We wpisie przytoczono również słowa jednego z żołnierzy, który podkreślił, że nocą rosyjskie maszyny latały bardzo nisko i krążyły nad ukraińskimi pozycjami. "Strzelec z obrony przeciwlotniczej, przydzielony do mojej jednostki, wystrzelił do nich dwa pociski. [...] Drugi zestrzelił Ka-52" - powiedział. "Nieprzyjaciel próbował wlecieć na nasze pozycje samolotami i wystrzelić pociski, ale ataki wroga zakończyły się niepowodzeniem" - podkreślił żołnierz.
"Ponieważ śmigłowiec spadł dość daleko od naszych pozycji, bliżej sił okupacyjnych, mogliśmy się do niego zbliżyć dopiero nocą. A po południu poleciał tam dron, żeby dokładniej zobaczyć jego wrak" - zaznaczył. "Żartujemy sobie, że zestrzeliliśmy rosyjski śmigłowiec o wartości około 15 milionów dolarów bronią za 100 dolarów, za którą zapłacił Związek Radziecki" - dodał.
Więcej wiadomości na stronie głównej Gazeta.pl
Do tej pory rosyjskie wojsko siłą wywiozło z Mariupola nawet 150 dzieci, w tym około 100 chorych i rannych ze szpitala. Wywieziono je w kierunku okupowanego Doniecka i rosyjskiego Taganrogu - podała Krymska Grupa Praw Człowieka.

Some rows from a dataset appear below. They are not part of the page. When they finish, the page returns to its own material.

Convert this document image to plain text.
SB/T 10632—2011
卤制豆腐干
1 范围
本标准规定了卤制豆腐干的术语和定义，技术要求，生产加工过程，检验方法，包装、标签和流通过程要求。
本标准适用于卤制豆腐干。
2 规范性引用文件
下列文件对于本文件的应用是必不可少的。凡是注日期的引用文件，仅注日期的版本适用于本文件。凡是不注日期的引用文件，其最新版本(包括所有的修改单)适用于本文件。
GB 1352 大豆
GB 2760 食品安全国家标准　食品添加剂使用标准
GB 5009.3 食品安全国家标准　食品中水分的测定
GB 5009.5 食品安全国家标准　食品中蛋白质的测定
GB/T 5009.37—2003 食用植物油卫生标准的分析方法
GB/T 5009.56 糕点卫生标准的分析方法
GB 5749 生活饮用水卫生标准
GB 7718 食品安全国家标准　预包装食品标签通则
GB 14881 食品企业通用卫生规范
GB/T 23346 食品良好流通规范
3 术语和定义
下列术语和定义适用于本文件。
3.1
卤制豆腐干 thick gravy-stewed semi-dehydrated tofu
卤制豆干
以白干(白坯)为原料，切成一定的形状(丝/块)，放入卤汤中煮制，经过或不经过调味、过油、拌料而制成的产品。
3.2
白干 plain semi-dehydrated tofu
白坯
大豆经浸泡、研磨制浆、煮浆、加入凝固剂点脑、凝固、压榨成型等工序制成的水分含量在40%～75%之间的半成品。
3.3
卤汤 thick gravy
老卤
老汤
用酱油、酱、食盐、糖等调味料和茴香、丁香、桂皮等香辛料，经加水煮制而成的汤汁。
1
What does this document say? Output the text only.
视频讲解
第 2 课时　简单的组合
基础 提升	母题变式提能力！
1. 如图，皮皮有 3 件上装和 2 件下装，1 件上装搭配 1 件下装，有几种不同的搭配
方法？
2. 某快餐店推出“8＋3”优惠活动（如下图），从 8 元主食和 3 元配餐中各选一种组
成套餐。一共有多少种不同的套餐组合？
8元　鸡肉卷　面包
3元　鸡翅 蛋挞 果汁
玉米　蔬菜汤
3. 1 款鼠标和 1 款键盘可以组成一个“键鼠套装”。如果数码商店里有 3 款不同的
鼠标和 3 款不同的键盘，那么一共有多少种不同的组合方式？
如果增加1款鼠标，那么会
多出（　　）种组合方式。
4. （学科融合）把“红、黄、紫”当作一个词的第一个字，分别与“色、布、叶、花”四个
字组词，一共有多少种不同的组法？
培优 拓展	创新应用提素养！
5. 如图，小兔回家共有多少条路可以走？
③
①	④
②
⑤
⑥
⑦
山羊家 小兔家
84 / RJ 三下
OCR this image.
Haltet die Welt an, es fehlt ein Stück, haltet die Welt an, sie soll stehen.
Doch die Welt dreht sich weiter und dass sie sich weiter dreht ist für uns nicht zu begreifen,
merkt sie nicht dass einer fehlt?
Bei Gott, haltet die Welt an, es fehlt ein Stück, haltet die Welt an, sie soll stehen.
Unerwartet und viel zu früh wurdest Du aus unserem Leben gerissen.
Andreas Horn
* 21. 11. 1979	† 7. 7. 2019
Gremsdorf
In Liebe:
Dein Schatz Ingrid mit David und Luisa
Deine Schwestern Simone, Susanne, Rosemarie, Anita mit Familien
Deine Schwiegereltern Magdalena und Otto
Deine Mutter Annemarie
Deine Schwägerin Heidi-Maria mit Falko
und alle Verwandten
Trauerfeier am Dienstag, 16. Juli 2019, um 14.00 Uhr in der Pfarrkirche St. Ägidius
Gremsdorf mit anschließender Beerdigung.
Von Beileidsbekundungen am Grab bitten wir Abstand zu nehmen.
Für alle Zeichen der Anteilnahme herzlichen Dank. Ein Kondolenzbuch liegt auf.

Większość dzieci została wyprowadzona ze szpitali bez rodziców. Ponadto agresorzy zabrali 16 dzieci z jednego z sanatoriów w Mariupolu. Według doradcy burmistrza miasta możliwe, że niektóre z uprowadzonych dzieci straciły rodziców w wyniku rosyjskich zbrodni wojennych lub mają opiekunów na terytoriach nieokupowanych. Sierocińce z Mariupola ewakuowano pod koniec marca.
Rosjanie grozili, że w poniedziałek zamkną Mariupol. Niemożliwy - według ich zapowiedzi - ma być wjazd i wyjazd z miasta oraz poruszanie się po nim.
Agresja Rosja doprowadziła w Mariupolu do katastrofy humanitarnej. Agresorzy bombardują mieszkańców i blokują pomoc humanitarną. Według lokalnych władz w mieście zginęło nawet 20 tys. cywilów. Najeźdźcy odbierają mieszkańcom Mariupola ukraińskie paszporty i przymusowo wywożą ich do Rosji. W oblężonym mieście pozostaje około 120 tys. cywilów.